Further enlightenment came with Aurobindo Ghose, the Indian nationalist turned mystic, whose teachings inspired the founders of the Esalen Institute in California – the crucible of the so-called ‘‘Human Potential’’ movement in the 1960s – whose program today boasts any number of bodywork techniques that would have been unknown in ancient India, including ‘‘shadow yoga and grief yoga’’, which ‘‘blends postures, movement, breath and vocalisation in ways that help students process the grief that follows any loss’’.
Shearer adds to this list with the galaxy of new variations including flow yoga, rocket yoga and ‘‘kilt yoga’’, as demonstrated by Scottish teacher Finlay Wilson, whose headstands, Shearer notes, finally answer the question of what a Scotsman wears under his kilt.
It is significant that some of the most popular forms of yoga today are the least contemplative. Shearer describes the ‘‘no pain, no gain’’ variation of Ashtanga yoga, popularised by K Pattabhi Jois and much espoused by celebrities such as Madonna, Sting and Gwyneth Paltrow, as ‘‘a sweat-based path for a nation of self-actualising achievers’’.
Then there is hot yoga – invented by ‘‘the pony-tailed, waxed-chested’’ Bikram Choudhury – a technique combining heat and vigorous activity. It’s not unheard of for people attempting hot yoga ‘‘to vomit, break down and pass out, or lose bladder control in a room full of their fellow students’’.
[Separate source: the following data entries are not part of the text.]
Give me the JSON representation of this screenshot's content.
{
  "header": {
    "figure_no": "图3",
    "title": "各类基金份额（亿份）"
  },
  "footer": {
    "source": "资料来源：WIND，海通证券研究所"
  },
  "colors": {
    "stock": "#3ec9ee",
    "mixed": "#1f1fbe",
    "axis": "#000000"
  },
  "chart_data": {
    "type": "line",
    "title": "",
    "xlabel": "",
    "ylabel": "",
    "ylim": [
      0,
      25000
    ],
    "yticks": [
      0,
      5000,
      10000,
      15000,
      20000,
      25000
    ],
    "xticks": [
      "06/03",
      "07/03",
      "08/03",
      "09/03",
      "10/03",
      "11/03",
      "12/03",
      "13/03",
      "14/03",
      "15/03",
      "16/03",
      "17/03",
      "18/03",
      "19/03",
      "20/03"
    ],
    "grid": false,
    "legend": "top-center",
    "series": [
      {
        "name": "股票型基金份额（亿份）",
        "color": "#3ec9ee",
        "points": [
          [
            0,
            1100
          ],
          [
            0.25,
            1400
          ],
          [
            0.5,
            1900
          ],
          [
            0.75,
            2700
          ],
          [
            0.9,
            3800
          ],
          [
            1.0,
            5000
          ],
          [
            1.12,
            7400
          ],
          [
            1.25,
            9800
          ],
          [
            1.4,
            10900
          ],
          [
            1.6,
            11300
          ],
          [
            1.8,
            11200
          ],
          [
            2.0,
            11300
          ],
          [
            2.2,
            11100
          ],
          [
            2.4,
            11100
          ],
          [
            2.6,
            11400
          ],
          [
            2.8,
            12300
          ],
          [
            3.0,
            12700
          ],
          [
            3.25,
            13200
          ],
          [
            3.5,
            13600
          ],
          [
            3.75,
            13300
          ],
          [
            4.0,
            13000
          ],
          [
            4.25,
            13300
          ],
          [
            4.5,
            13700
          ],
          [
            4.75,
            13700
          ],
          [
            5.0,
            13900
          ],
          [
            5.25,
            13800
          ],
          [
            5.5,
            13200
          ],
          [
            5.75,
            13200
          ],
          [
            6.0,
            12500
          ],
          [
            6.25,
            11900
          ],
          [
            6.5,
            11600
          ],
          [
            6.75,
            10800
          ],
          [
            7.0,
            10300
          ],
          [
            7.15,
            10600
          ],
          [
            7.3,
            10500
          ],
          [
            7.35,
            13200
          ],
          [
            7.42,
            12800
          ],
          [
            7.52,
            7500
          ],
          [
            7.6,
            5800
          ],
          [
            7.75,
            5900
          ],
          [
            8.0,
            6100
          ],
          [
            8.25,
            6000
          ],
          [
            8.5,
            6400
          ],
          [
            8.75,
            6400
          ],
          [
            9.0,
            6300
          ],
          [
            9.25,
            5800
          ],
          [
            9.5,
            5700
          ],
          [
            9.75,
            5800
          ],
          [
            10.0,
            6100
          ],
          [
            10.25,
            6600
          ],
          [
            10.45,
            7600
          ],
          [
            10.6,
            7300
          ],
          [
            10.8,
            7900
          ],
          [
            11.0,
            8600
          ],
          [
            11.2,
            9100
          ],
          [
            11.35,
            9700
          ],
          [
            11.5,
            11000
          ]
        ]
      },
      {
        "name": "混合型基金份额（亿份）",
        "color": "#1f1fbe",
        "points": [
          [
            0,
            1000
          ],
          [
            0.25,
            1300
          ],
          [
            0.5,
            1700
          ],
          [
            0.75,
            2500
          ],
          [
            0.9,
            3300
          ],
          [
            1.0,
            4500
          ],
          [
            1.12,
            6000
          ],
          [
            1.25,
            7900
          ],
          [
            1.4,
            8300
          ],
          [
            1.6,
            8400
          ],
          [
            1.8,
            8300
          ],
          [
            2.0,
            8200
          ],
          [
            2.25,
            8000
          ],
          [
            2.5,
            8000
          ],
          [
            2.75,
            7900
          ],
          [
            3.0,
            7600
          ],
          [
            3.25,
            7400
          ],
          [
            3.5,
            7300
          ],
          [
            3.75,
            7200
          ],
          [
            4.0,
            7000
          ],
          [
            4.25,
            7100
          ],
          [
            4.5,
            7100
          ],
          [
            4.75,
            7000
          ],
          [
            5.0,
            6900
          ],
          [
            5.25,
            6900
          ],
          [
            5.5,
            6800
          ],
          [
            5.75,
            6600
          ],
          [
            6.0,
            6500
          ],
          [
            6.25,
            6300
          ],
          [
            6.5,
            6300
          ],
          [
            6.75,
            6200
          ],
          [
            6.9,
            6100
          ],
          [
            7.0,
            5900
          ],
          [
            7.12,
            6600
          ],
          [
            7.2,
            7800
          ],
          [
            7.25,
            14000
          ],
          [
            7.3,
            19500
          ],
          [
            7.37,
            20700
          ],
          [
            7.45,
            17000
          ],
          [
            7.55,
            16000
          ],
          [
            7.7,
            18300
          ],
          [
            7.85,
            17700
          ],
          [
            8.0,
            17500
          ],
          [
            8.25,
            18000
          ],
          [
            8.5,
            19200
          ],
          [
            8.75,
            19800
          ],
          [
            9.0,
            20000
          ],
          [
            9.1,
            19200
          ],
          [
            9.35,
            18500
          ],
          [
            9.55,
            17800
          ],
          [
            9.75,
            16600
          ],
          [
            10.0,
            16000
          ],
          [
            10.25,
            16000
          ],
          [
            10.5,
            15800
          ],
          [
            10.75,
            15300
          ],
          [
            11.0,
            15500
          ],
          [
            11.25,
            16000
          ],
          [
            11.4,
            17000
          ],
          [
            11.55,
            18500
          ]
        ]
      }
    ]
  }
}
This, too, attracted the predictable celebrity following, including Shirley MacLaine, Lady Gaga and Paltrow (again), and made Choudhury a multimillionaire, before he fell to earth after a Vanity Fair article accusing him of rape, sexual harassment and false imprisonment, as well as discriminatory behaviour against gay people, women and racial minorities. (He has since denied any wrongdoing.)
‘‘The physical postures should be steady and comfortable,’’ Patanjali wrote in the fourth century. ‘‘They are mastered when all effort is relaxed and the mind is absorbed in the infinite.’’ But nobody said it would be easy.
In 2017, a survey in The Journal of Bodywork and Movement Therapies reported that yoga was the cause of more injuries than all other sports combined, with one in 10 practitioners developing musculoskeletal pain from their practice, and a third of those experiencing pain so severe they were out of action for three months. As Shearer puts it: ‘‘Body-yoga has enjoyed 50 years of astonishing popularity in the West; now the casualties are limping in.’’
Something for practitioners to meditate on, perhaps. Those adopting the determined sedentary position may find these statistics strangely vindicating.